A la entrada de Brión nos deshicimos de los disfraces (aunque Sara siguió usando ropas de hombre y sombrero ancho para recogerse el cabello), y continuamos adelante. Llegamos a Noia al mediodía, cruzamos sus estrechas y señoriales calles, y bajamos hacia la ría con la esperanza de encontrar una barca que navegara hacia el norte a lo largo de la costa. Unos viejos descansaban sentados sobre unos cubos de madera y al fondo, recortadas contra un monte, se veían numerosas barquichuelas abandonadas en la arena. Respiré con placer el aire salado; ¿sería éste el principio de la libertad? Naturalmente, nuestra llegada había llamado la atención de los lugareños y avanzábamos rodeados por un grupo de niños que corrían al paso de nuestros caballos profiriendo alaridos. Los viejos se nos quedaron mirando mientras nos acercábamos.

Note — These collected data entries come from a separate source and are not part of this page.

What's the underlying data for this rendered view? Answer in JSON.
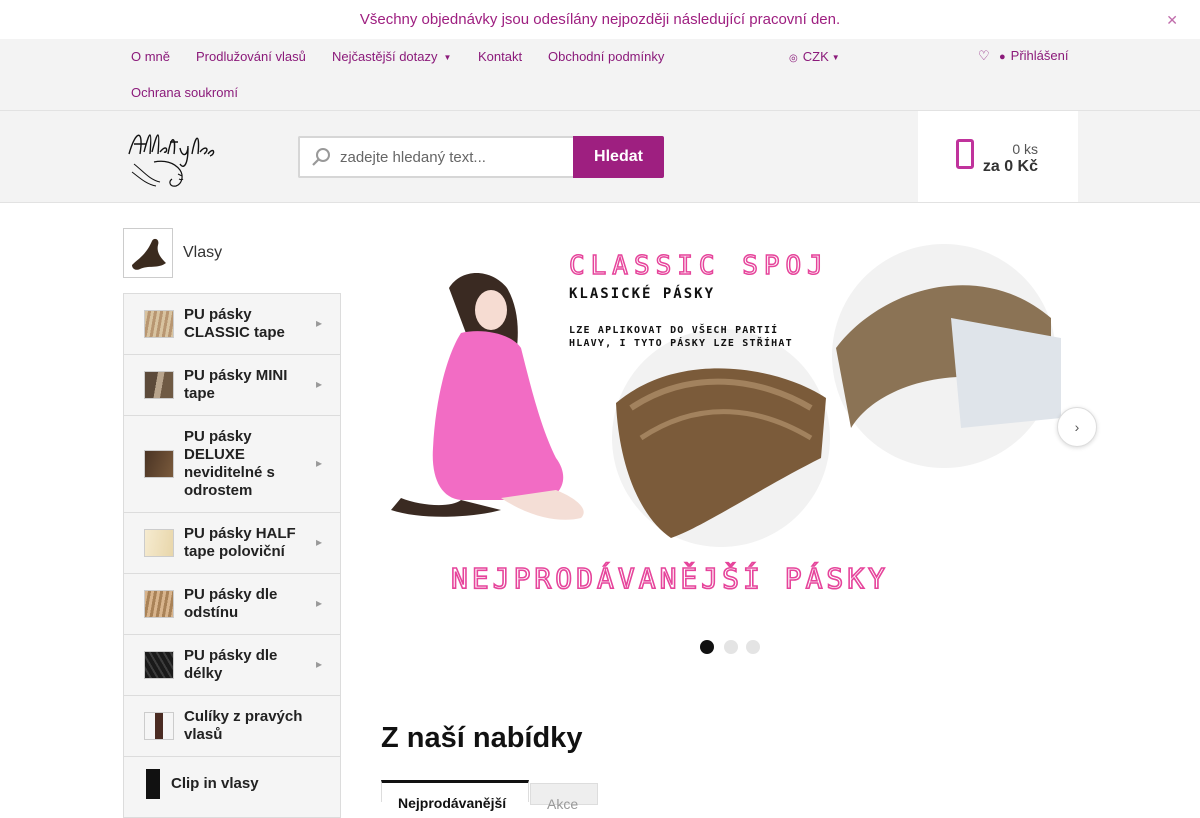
{
  "announcement": {
    "text": "Všechny objednávky jsou odesílány nejpozději následující pracovní den.",
    "close_label": "✕"
  },
  "topnav": {
    "items": [
      {
        "label": "O mně"
      },
      {
        "label": "Prodlužování vlasů"
      },
      {
        "label": "Nejčastější dotazy"
      },
      {
        "label": "Kontakt"
      },
      {
        "label": "Obchodní podmínky"
      },
      {
        "label": "Ochrana soukromí"
      }
    ],
    "currency": "CZK",
    "login": "Přihlášení"
  },
  "header": {
    "logo_text": "Alltstyles",
    "search_placeholder": "zadejte hledaný text...",
    "search_button": "Hledat",
    "cart_count": "0 ks",
    "cart_total": "za 0 Kč"
  },
  "sidebar": {
    "category_title": "Vlasy",
    "items": [
      {
        "label": "PU pásky CLASSIC tape",
        "thumb": "#c8ab88"
      },
      {
        "label": "PU pásky MINI tape",
        "thumb": "#7d6650"
      },
      {
        "label": "PU pásky DELUXE neviditelné s odrostem",
        "thumb": "#5a3f2c"
      },
      {
        "label": "PU pásky HALF tape poloviční",
        "thumb": "#f0e2c2"
      },
      {
        "label": "PU pásky dle odstínu",
        "thumb": "#c8a27c"
      },
      {
        "label": "PU pásky dle délky",
        "thumb": "#2a2a2a"
      },
      {
        "label": "Culíky z pravých vlasů",
        "thumb": "#4a2b22"
      },
      {
        "label": "Clip in vlasy",
        "thumb": "#111111"
      }
    ]
  },
  "banner": {
    "title": "CLASSIC SPOJ",
    "subtitle": "KLASICKÉ PÁSKY",
    "line1": "LZE APLIKOVAT DO VŠECH PARTIÍ",
    "line2": "HLAVY, I TYTO PÁSKY LZE STŘÍHAT",
    "footer": "NEJPRODÁVANĚJŠÍ PÁSKY",
    "slide_count": 3,
    "active_slide": 1
  },
  "offer": {
    "title": "Z naší nabídky",
    "tabs": [
      {
        "label": "Nejprodávanější"
      },
      {
        "label": "Akce"
      }
    ]
  },
  "colors": {
    "accent": "#9e1f80",
    "cart_icon": "#c0339c",
    "neon_pink": "#e6449b"
  }
}
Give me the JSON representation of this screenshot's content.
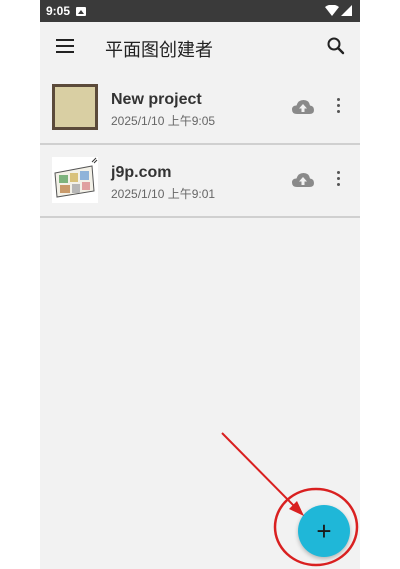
{
  "status_bar": {
    "time": "9:05"
  },
  "app_bar": {
    "title": "平面图创建者"
  },
  "projects": [
    {
      "name": "New project",
      "date": "2025/1/10 上午9:05"
    },
    {
      "name": "j9p.com",
      "date": "2025/1/10 上午9:01"
    }
  ],
  "fab": {
    "label": "+"
  },
  "colors": {
    "fab": "#1fb7d8",
    "annotation": "#d92020",
    "status_bar": "#3a3a3a"
  },
  "icons": [
    "menu-icon",
    "search-icon",
    "cloud-upload-icon",
    "more-vert-icon",
    "add-icon"
  ]
}
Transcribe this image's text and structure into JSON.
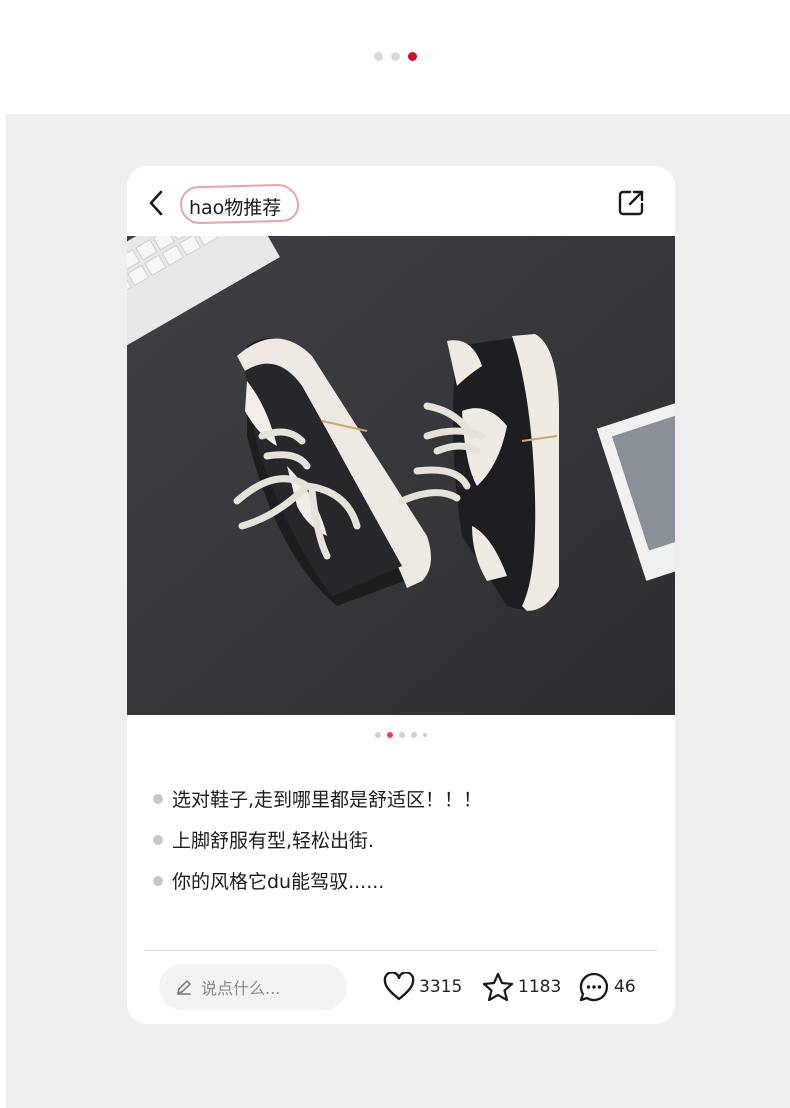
{
  "page_indicator": {
    "count": 3,
    "active_index": 2
  },
  "header": {
    "title": "hao物推荐",
    "back_icon": "chevron-left-icon",
    "share_icon": "share-external-icon"
  },
  "image_indicator": {
    "count": 5,
    "active_index": 1
  },
  "bullets": [
    {
      "text": "选对鞋子,走到哪里都是舒适区！！！"
    },
    {
      "text": "上脚舒服有型,轻松出街."
    },
    {
      "text": "你的风格它du能驾驭......"
    }
  ],
  "footer": {
    "comment_placeholder": "说点什么...",
    "likes": "3315",
    "favorites": "1183",
    "comments": "46"
  },
  "colors": {
    "accent": "#c8102e",
    "title_outline": "#e8a4ad",
    "stage_background": "#efefef"
  }
}
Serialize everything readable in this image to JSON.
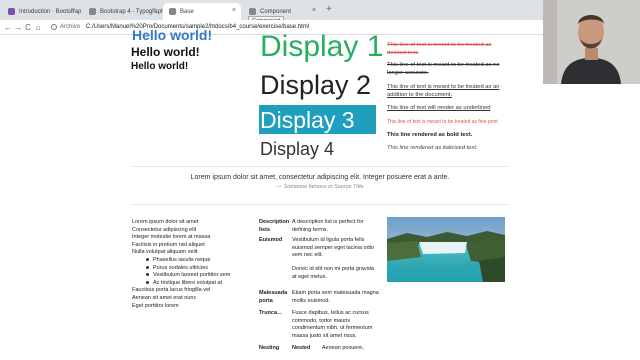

– ¿Qué buscáis? -preguntó uno de ellos.

– Una embarcación de cabotaje que nos lleve al muelle de Finisterre.

– Hasta la pleamar no la hallaréis, señor.

– ¿Cuánto falta? -pregunté inquieto; necesitaba tiempo para hacer lo que tenía que hacer.

– Unas diez o doce horas -dijo otro con una sonrisa malévola en los labios.

– ¿Por quién debo preguntar?

– Por Martiño. Él tiene la barca más grande. Transporta ganado y mercancías desde Muros al cabo Touriñán.

– ¿Admite pasajeros?

– Si pagan bien…

– Pagaremos bien.

– Entonces os llevará donde queráis.

– ¿Hay algún lugar para descansar hasta que suba la marea? -quiso saber Jonás.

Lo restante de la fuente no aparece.